Will we eventually need even more boosters?
He and others also don’t anticipate continuing to boost as new variants crop up. Up to this point, that strategy came out of the urgent need to tamp down the virus as quickly as possible in as many people as possible. But it’s not a durable or practical game plan over the long term. “We’ve been chasing our tails with every variant, and we will perpetually be behind [the virus],” says Dr. Kirsten Lyke, professor of medicine at University of Maryland, who spearheaded studies about mixing and matching different types of COVID-19 vaccines.
But now that a good portion of the U.S. population has some degree of immunity through infection, vaccination, or both, the National Institutes of Health is launching new studies in search of a more targeted approach to potential booster shots.

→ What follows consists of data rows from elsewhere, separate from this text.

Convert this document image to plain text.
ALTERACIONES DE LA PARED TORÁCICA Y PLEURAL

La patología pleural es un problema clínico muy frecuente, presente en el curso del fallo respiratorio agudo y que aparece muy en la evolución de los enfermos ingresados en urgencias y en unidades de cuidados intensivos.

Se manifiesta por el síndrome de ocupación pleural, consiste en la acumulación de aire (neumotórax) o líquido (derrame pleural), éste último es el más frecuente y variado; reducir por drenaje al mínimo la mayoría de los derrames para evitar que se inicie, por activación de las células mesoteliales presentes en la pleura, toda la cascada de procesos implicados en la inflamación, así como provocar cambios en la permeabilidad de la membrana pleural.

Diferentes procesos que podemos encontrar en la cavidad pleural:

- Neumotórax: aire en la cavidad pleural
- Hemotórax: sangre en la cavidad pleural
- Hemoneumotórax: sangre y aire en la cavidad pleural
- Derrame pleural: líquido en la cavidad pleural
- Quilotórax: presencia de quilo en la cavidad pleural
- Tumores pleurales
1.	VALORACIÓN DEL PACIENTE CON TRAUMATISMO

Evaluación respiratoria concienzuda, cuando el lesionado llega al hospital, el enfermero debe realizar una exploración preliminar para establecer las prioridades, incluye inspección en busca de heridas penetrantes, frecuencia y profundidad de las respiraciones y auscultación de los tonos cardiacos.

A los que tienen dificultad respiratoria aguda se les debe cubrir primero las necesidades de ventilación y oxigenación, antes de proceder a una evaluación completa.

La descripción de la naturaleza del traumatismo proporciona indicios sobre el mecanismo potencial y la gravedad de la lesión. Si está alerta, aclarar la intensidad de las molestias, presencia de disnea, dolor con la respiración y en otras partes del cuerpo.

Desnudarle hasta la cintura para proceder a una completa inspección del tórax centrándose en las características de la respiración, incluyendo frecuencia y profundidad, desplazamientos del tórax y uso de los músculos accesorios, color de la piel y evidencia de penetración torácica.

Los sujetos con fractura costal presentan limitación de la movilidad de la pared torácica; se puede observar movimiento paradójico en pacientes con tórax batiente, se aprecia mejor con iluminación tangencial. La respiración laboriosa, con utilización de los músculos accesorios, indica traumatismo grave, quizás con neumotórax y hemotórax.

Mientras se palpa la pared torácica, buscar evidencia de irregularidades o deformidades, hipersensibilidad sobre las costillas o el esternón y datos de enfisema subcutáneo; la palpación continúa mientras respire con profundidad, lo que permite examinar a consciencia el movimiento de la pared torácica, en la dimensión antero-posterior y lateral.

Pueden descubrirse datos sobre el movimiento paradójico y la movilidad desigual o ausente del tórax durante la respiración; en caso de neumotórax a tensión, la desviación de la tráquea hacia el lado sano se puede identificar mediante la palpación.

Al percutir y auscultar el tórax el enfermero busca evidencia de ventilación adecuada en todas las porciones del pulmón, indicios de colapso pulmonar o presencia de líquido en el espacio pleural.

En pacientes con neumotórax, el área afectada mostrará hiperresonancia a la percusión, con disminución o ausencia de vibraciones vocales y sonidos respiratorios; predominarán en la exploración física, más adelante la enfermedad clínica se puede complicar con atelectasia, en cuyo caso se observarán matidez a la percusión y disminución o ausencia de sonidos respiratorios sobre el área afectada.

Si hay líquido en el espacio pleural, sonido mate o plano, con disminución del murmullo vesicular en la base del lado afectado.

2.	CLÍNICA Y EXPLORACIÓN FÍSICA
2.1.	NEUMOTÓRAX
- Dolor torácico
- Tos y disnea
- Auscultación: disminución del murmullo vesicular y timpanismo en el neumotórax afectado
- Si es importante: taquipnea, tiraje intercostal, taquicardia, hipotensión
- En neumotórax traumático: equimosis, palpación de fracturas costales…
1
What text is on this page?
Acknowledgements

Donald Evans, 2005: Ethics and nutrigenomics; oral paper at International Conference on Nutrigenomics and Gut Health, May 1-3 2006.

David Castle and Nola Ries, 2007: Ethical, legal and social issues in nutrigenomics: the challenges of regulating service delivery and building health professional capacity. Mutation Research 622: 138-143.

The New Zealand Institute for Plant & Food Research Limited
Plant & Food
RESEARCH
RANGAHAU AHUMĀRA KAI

Rather than responding to new variants as they emerge and hoping the existing vaccines continue to protect against severe disease, scientists there are mapping out SARS-CoV-2’s mutations and trying to design vaccines against broad collections of changes that would ideally quell a number of different, but related strains that the virus may generate in the future. The study will involve up to 1,500 people at 25 sites. “By mid-summer, we would like to put all the data together so we can make a more scientific assessment as to whether additional boosters will work, whether we will need them, and which one we might need to use,” says Lyke.
In the meantime, Fauci says scientists at the National Institute of Allergy and Infectious Diseases’ Vaccine Research Center are also investigating whether that additional dose should come from the same vaccine people have been receiving, or whether that additional dose should be with a new vaccine that targets a specific variant, such as Omicron. So far, the original booster produces similar immune responses to those generated by a variant-specific boosters in non-human primates. “Given the fact we have waning immunity, we may need a regular boost at intervals yet to be determined,” Fauci says.
Whether a fourth dose will be recommended for most Americans, and what that dose will be, depends heavily on future hospitalization rates among vaccinated and boosted people; if they continue to increase, that might push health officials to consider recommending another booster dose for most people around the fall, said Marks.